Título qualquer serve, terá observado Irene Lisboa a um editor.
A minha memória foi a correr buscar uma história antiga que recupero hoje.
No tempo em que andei pelos teatros, tive a sorte de trabalhar com uma pessoa, daquelas mesmo à minha medida, o encenador Almeida e Sousa. Uma alma entre o anarco-sindicalismo , o surrealismo, concretismo e mais além, que detesta técnicas directivas , na encenação, na direcção de actores, em tudo. Ele sugere e pede sugestões. O facto é que leva sempre a água ao seu moinho. Consegue transformar o material que tem à frente-corpos, lixo, trapos velhos, em esculturas daquelas com um brilhozinho nos olhos, numa brincadeira , um jogo, entre a paixão perversa e o jogo da macaca.
Em tempos preparámos uma cena , como ele diz , em conjunto. Eu estava feliz a fazer de maria josé, que tinha matado a minha mãe com uma machadinha e era entrevistada num daqueles programas de televisão , que ainda há muito por aí, a puxar ao sentimento e á desgraça.

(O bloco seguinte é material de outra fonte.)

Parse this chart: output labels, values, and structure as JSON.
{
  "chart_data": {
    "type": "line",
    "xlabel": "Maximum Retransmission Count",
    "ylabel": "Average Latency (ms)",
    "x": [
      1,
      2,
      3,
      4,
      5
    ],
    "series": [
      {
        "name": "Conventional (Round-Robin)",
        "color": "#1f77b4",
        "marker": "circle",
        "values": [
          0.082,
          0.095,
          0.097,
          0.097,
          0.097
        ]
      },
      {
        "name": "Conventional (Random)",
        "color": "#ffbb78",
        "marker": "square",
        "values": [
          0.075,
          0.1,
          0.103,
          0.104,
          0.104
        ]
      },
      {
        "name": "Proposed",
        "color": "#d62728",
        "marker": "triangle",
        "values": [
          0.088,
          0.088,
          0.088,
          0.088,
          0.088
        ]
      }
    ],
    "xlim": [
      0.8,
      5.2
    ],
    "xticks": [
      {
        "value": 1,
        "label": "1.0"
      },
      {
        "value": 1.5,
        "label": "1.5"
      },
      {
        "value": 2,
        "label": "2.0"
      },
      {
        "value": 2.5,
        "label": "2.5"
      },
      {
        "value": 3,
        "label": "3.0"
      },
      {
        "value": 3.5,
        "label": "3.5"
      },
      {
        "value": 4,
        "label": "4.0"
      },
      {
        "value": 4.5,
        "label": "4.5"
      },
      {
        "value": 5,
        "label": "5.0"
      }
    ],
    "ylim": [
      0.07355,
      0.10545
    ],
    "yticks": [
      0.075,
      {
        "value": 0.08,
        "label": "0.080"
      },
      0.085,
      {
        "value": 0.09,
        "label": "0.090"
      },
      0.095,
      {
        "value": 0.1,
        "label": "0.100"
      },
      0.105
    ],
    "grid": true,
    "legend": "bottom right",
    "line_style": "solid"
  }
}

A nossa inspiração- Maria, não me mates que sou tua mãe . O texto, tínhamos dado cabo dele , diriam os meus amigos eruditos da zona dos que sacralizam tudo , se lá tivessem ido .

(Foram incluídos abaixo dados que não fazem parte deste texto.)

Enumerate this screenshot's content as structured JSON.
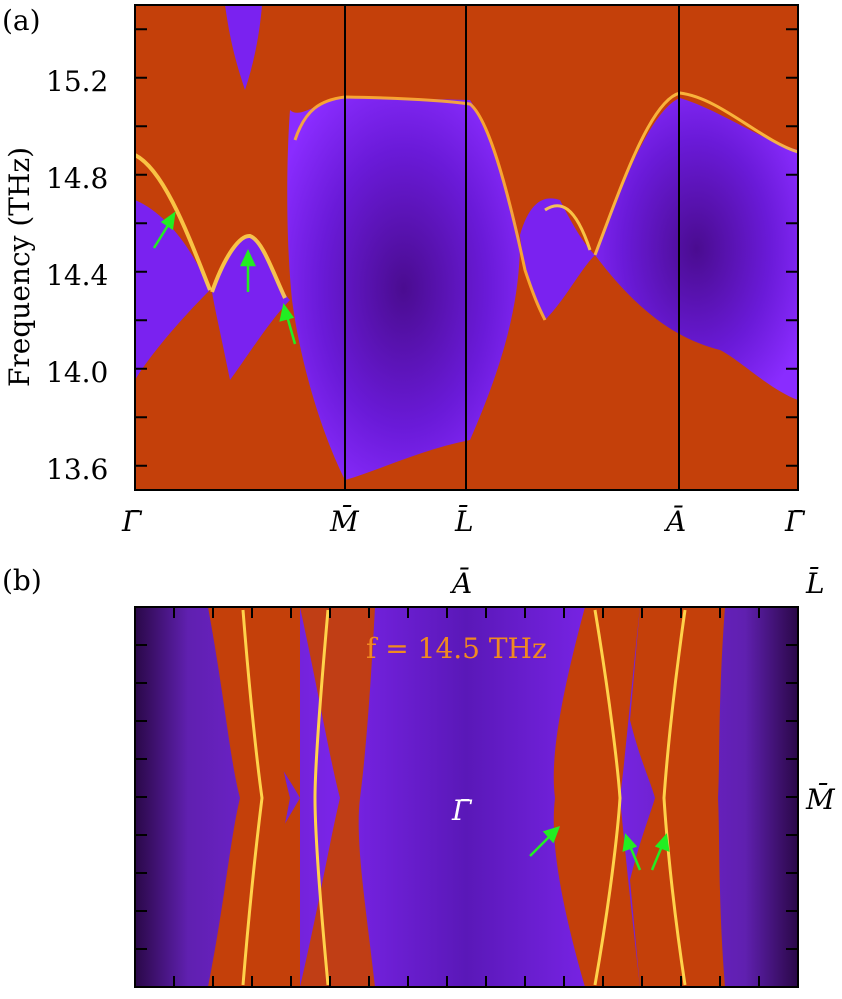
{
  "panel_a": {
    "tag": "(a)",
    "ylabel": "Frequency (THz)",
    "ytick_labels": [
      "13.6",
      "14.0",
      "14.4",
      "14.8",
      "15.2"
    ],
    "xtick_labels": [
      "Γ̄",
      "M̄",
      "L̄",
      "Ā",
      "Γ̄"
    ]
  },
  "panel_b": {
    "tag": "(b)",
    "annotation": "f = 14.5 THz",
    "top_labels": [
      "Ā",
      "L̄"
    ],
    "right_label": "M̄",
    "center_label": "Γ̄"
  },
  "colors": {
    "bulk": "#c8400a",
    "gap": "#7a1ef0",
    "gap_dark": "#3a0870",
    "surface": "#ffd050",
    "arrow": "#22ee22"
  },
  "chart_data": [
    {
      "type": "heatmap",
      "title": "",
      "xlabel": "",
      "ylabel": "Frequency (THz)",
      "x_points": [
        "Γ̄",
        "M̄",
        "L̄",
        "Ā",
        "Γ̄"
      ],
      "yticks": [
        13.6,
        14.0,
        14.4,
        14.8,
        15.2
      ],
      "ylim": [
        13.5,
        15.5
      ],
      "arrows": 3
    },
    {
      "type": "heatmap",
      "title": "",
      "annotation": "f = 14.5 THz",
      "labels": [
        "Ā",
        "L̄",
        "M̄",
        "Γ̄"
      ],
      "arrows": 3
    }
  ]
}
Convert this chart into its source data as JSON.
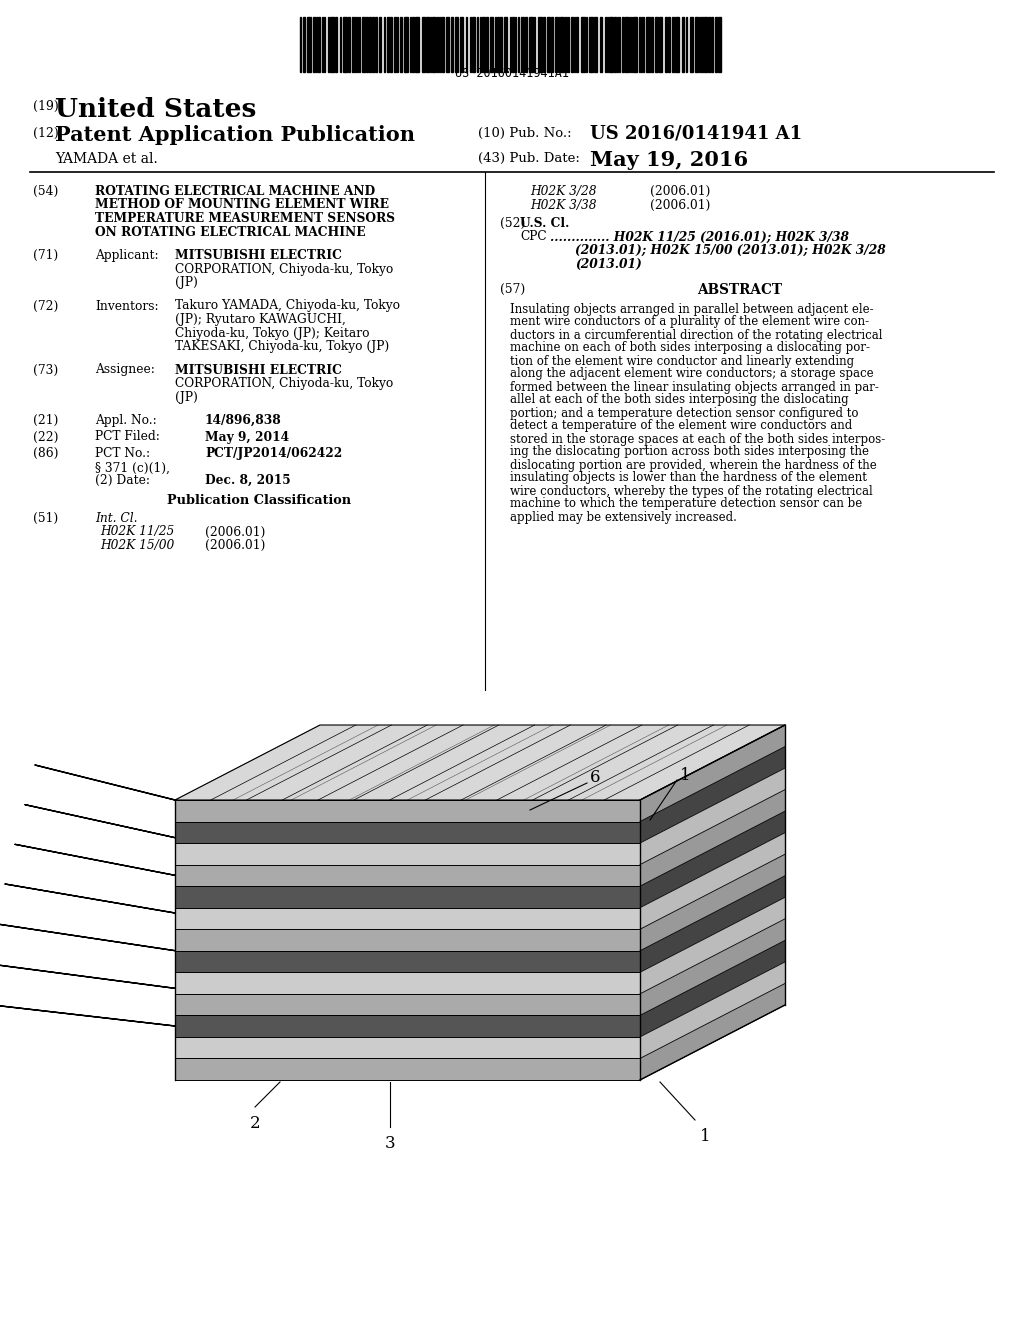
{
  "background_color": "#ffffff",
  "barcode_text": "US 20160141941A1",
  "header": {
    "country_number": "(19)",
    "country": "United States",
    "type_number": "(12)",
    "type": "Patent Application Publication",
    "pub_no_label": "(10) Pub. No.:",
    "pub_no": "US 2016/0141941 A1",
    "inventor": "YAMADA et al.",
    "pub_date_label": "(43) Pub. Date:",
    "pub_date": "May 19, 2016"
  },
  "left_col": {
    "title_num": "(54)",
    "title_lines": [
      "ROTATING ELECTRICAL MACHINE AND",
      "METHOD OF MOUNTING ELEMENT WIRE",
      "TEMPERATURE MEASUREMENT SENSORS",
      "ON ROTATING ELECTRICAL MACHINE"
    ],
    "applicant_num": "(71)",
    "applicant_label": "Applicant:",
    "applicant_bold": "MITSUBISHI ELECTRIC",
    "applicant_rest": "CORPORATION, Chiyoda-ku, Tokyo\n(JP)",
    "inventors_num": "(72)",
    "inventors_label": "Inventors:",
    "inventors_lines": [
      {
        "bold": "Takuro YAMADA",
        "rest": ", Chiyoda-ku, Tokyo"
      },
      {
        "bold": "",
        "rest": "(JP); "
      },
      {
        "bold": "Ryutaro KAWAGUCHI",
        "rest": ","
      },
      {
        "bold": "",
        "rest": "Chiyoda-ku, Tokyo (JP); "
      },
      {
        "bold": "Keitaro",
        "rest": ""
      },
      {
        "bold": "TAKESAKI",
        "rest": ", Chiyoda-ku, Tokyo (JP)"
      }
    ],
    "inventors_text_lines": [
      "Takuro YAMADA, Chiyoda-ku, Tokyo",
      "(JP); Ryutaro KAWAGUCHI,",
      "Chiyoda-ku, Tokyo (JP); Keitaro",
      "TAKESAKI, Chiyoda-ku, Tokyo (JP)"
    ],
    "assignee_num": "(73)",
    "assignee_label": "Assignee:",
    "assignee_bold": "MITSUBISHI ELECTRIC",
    "assignee_rest_lines": [
      "CORPORATION, Chiyoda-ku, Tokyo",
      "(JP)"
    ],
    "appl_no_num": "(21)",
    "appl_no_label": "Appl. No.:",
    "appl_no": "14/896,838",
    "pct_filed_num": "(22)",
    "pct_filed_label": "PCT Filed:",
    "pct_filed": "May 9, 2014",
    "pct_no_num": "(86)",
    "pct_no_label": "PCT No.:",
    "pct_no": "PCT/JP2014/062422",
    "section_371_line1": "§ 371 (c)(1),",
    "section_371_line2": "(2) Date:",
    "section_371_date": "Dec. 8, 2015",
    "pub_class_title": "Publication Classification",
    "int_cl_num": "(51)",
    "int_cl_label": "Int. Cl.",
    "int_cl_left": [
      {
        "code": "H02K 11/25",
        "date": "(2006.01)"
      },
      {
        "code": "H02K 15/00",
        "date": "(2006.01)"
      }
    ],
    "int_cl_right": [
      {
        "code": "H02K 3/28",
        "date": "(2006.01)"
      },
      {
        "code": "H02K 3/38",
        "date": "(2006.01)"
      }
    ]
  },
  "right_col": {
    "us_cl_num": "(52)",
    "us_cl_label": "U.S. Cl.",
    "cpc_label": "CPC",
    "cpc_dots": "................",
    "cpc_lines": [
      "H02K 11/25 (2016.01); H02K 3/38",
      "(2013.01); H02K 15/00 (2013.01); H02K 3/28",
      "(2013.01)"
    ],
    "abstract_num": "(57)",
    "abstract_title": "ABSTRACT",
    "abstract_lines": [
      "Insulating objects arranged in parallel between adjacent ele-",
      "ment wire conductors of a plurality of the element wire con-",
      "ductors in a circumferential direction of the rotating electrical",
      "machine on each of both sides interposing a dislocating por-",
      "tion of the element wire conductor and linearly extending",
      "along the adjacent element wire conductors; a storage space",
      "formed between the linear insulating objects arranged in par-",
      "allel at each of the both sides interposing the dislocating",
      "portion; and a temperature detection sensor configured to",
      "detect a temperature of the element wire conductors and",
      "stored in the storage spaces at each of the both sides interpos-",
      "ing the dislocating portion across both sides interposing the",
      "dislocating portion are provided, wherein the hardness of the",
      "insulating objects is lower than the hardness of the element",
      "wire conductors, whereby the types of the rotating electrical",
      "machine to which the temperature detection sensor can be",
      "applied may be extensively increased."
    ]
  }
}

A peça foi apresentada nas casas velhas da gandarinha e abria com o Mané de Minotauro (do Vítor Belém) ao fundo do cemitério interior, que à época ainda continha as ossadas – à vista , deitadinhas nas campas abertas. A minha filha pequena gostou daquilo- olha uma vaca, disse ela ao pai. Tínhamos uma actriz, muito boa, a Ralina , com uma voz cheia de cor , o Bruno Vilão- que faz tudo bem- até mudava de roupa dentro de uma banheira velha , o Almeida e Sousa com voz de padre , lá em cima nos andaimes a desinquietar as almas, e o Marco , um tipo com imensa garra que improvisava , se fosse preciso, na cabeça de um tinhoso ( conhecem a expressão? é de Campo de Ourique, aposto).
Foi ao Marco que eu calhei em sorte na tal cena da Maria José. Adorei. Houve uma noite em que destruímos o texto e improvisámos quase tudo. Acho que foi na noite desta fotografia (tirada pelo pai do Bruno?), com o Mané por trás de nós cheio de very lights fumacentos.

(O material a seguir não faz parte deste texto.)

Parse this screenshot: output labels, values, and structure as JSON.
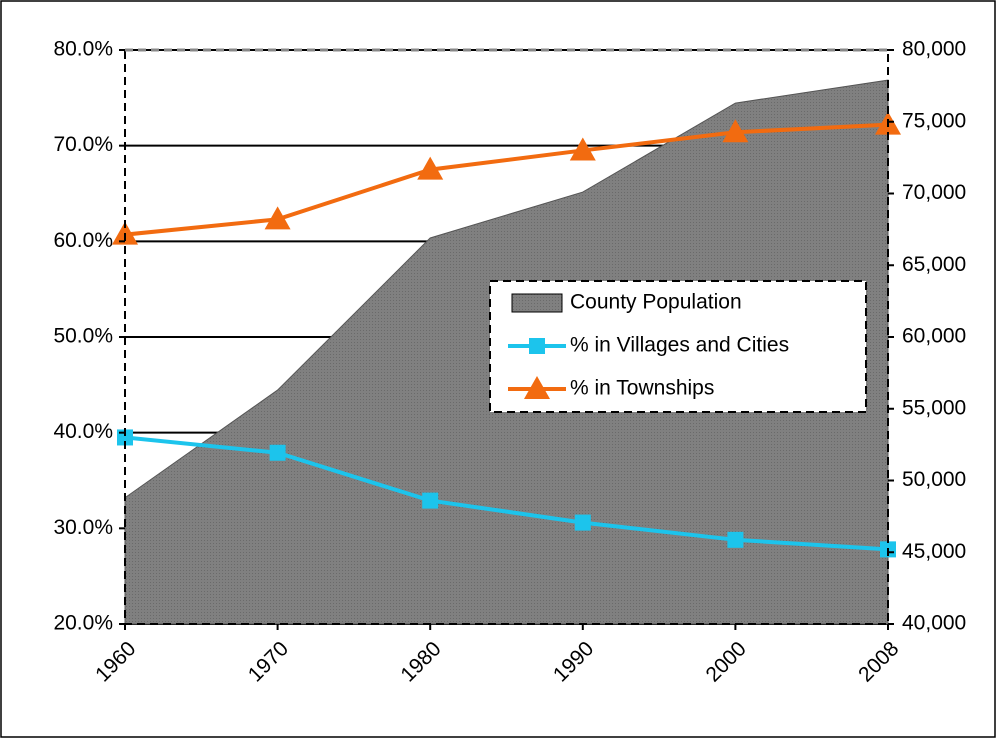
{
  "chart_data": {
    "type": "line",
    "categories": [
      "1960",
      "1970",
      "1980",
      "1990",
      "2000",
      "2008"
    ],
    "series": [
      {
        "name": "County Population",
        "type": "area",
        "axis": "y2",
        "color": "#808080",
        "values": [
          48800,
          56300,
          66900,
          70100,
          76300,
          77900
        ]
      },
      {
        "name": "% in Villages and Cities",
        "color": "#1cc4ec",
        "marker": "square",
        "values": [
          39.5,
          37.9,
          32.9,
          30.6,
          28.8,
          27.8
        ]
      },
      {
        "name": "% in Townships",
        "color": "#f26b10",
        "marker": "triangle",
        "values": [
          60.7,
          62.3,
          67.5,
          69.5,
          71.4,
          72.2
        ]
      }
    ],
    "ylim": [
      20,
      80
    ],
    "yticks": [
      {
        "value": 20,
        "label": "20.0%"
      },
      {
        "value": 30,
        "label": "30.0%"
      },
      {
        "value": 40,
        "label": "40.0%"
      },
      {
        "value": 50,
        "label": "50.0%"
      },
      {
        "value": 60,
        "label": "60.0%"
      },
      {
        "value": 70,
        "label": "70.0%"
      },
      {
        "value": 80,
        "label": "80.0%"
      }
    ],
    "y2lim": [
      40000,
      80000
    ],
    "y2ticks": [
      {
        "value": 40000,
        "label": "40,000"
      },
      {
        "value": 45000,
        "label": "45,000"
      },
      {
        "value": 50000,
        "label": "50,000"
      },
      {
        "value": 55000,
        "label": "55,000"
      },
      {
        "value": 60000,
        "label": "60,000"
      },
      {
        "value": 65000,
        "label": "65,000"
      },
      {
        "value": 70000,
        "label": "70,000"
      },
      {
        "value": 75000,
        "label": "75,000"
      },
      {
        "value": 80000,
        "label": "80,000"
      }
    ],
    "grid": true,
    "legend": "right"
  }
}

Bem ,mas tudo isto a propósito de títulos. O título da peça, sugerido por mim, lembro-me bem pelo que aconteceu a seguir- histórias de sangue ,faca e alguidar- e o que é que aconteceu a seguir? Pois bem, depois de vários meses de ensaios, aparece um outro grupo , com outra peça, que anuncia - histórias de sangue faca e alguidar- a estrear antes de nós.
Coincidência ou não, a Mandrágora manteve o título, pois claro.
A partir daí, quando me perguntam o título seja do que for que esteja para sair, a resposta é sempre a mesma- não sei.
Estive lá nesse dia, com a menina da "cabeça de vaca" pela mão.Gostei,apesar do surrealismo não ser "a minha praia".Gostei, porque a liberdade do texto,da encenação e do desempenho dos actores,me tocaram no que sei mais importante...ser livre!Essa liberdade,esse estar intelectual ou psíquico,tanto faz,sem convenções condicionantes,sem limite inferior e superior,esse estado mental fluido,de contornos esbatidos,talvez delirante,tal Noronha da Costa,ou ainda mais,Cesariny e Seixas,só no surrealismo,em todas as suas expressões internas e externas,é possível,reconheço eu.
ResponderEliminarA propósito,a expressão"na cabeça de um tinhoso",não é de Campo de Ourique,a minha mãe, que era do Algarve,é que a usava muito.
Mão de vaca
Foi um bom título, prova disso é a desavergonhada imitação. E são memórias inesquecíveis, as dessa "cena", acho até que me influenciaram um pouco no gosto ou atracção pelas coisas do mafarrico, na adolescência.